In our performance this very visceral pleasure involved in taking aim and throwing paint-sodden clumps of paper felt to us like a soft rebellion; there’s something about throwing something or saying something - being brave enough to say what you think about a situation or an issue.
Fiona: “I think it was Dot [one of the children] that said, “This is great I can get all my anger out now!”
Amy: “She had a catapult...she was tooled- up.  She had a catapult and a bow and arrow; I don’t know what she was going to do with them but she was like “I’m having this now, I’m having this hour where I can just completely batter it” (Seminar)

Fiona: “There’s a quotation from Fahrenheit 451 “Those that don’t build must burn” and it talks about delinquents and juveniles and how its always been the same in the world, …I’ve thought about not having a voice and trying to build something through protest so its not futile, that you are getting your anger out and (building something up) I think that resonated a bit.” (Seminar)


Domestic Work
The aprons were developed with fellow collaborator/artist/seamstress Ali Stevenson. The original intention was to have 1960s domestic aprons that served as both an indication of home work and simultaneously covered and protected our clothes whilst performing with paint. As Ali researched the 1968 protests and particularly the role that workers had in building the momentum of the strikes instigated initially by students, the aprons developed a more “Utilitarian” form.

Aesthetics
“Its not about making a mess I want them be really neat, I want to make the most beautiful egg paintings” Sarah Lucas, One Thousand Eggs, April, 2017

In the seminar particularly there was a lot of discussion around the idea of aesthetics in the performance by all the adults there. There were certain stages as the children were throwing the paint where there was still a lot of white canvas exposed and the canvases looked beautiful-it was difficult to allow the children to continue with the process but they just wanted to throw paint. Some of the parents were trying to tell the children where to throw the paint in order to get the best aesthetic result. When the adults were given a chance to take part later, their shots were measured; the composition of the huge canvas pieces were given great consideration; as a participant of the seminar said “As if it was something you could get wrong!”
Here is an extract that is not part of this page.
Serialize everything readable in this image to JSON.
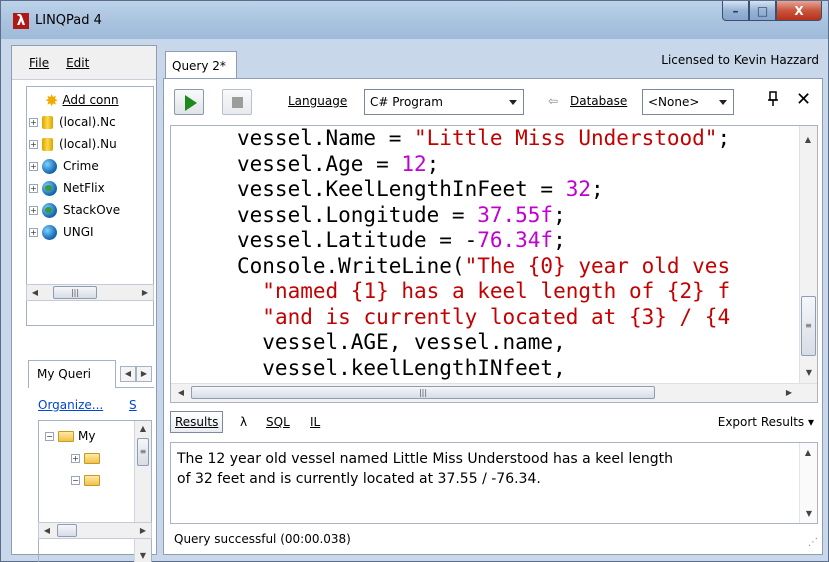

Ths performance was partly informed by Sarah Lucas’s One Thousand Eggs, a happening as part of her FunQroc Show at CFA Berlin where she invited women to participate in action painting by throwing hundreds of eggs against a wall of the gallery on Easter weekend 2017.  The aesthetics outcome of Space, Time and Motherhood were a consideration but ultimately another area of life with children that we had to ‘let go’
Amy: The performance itself turned out to be absolute mayhem because there’s kids involved! Which is life, that’s what it (Seminar)

Amy: But once those canvases were primed and ready to go, that was it then, that idea of controlling it was like gone, and there’s something quite nice about that- about not being able to control everything (Seminar)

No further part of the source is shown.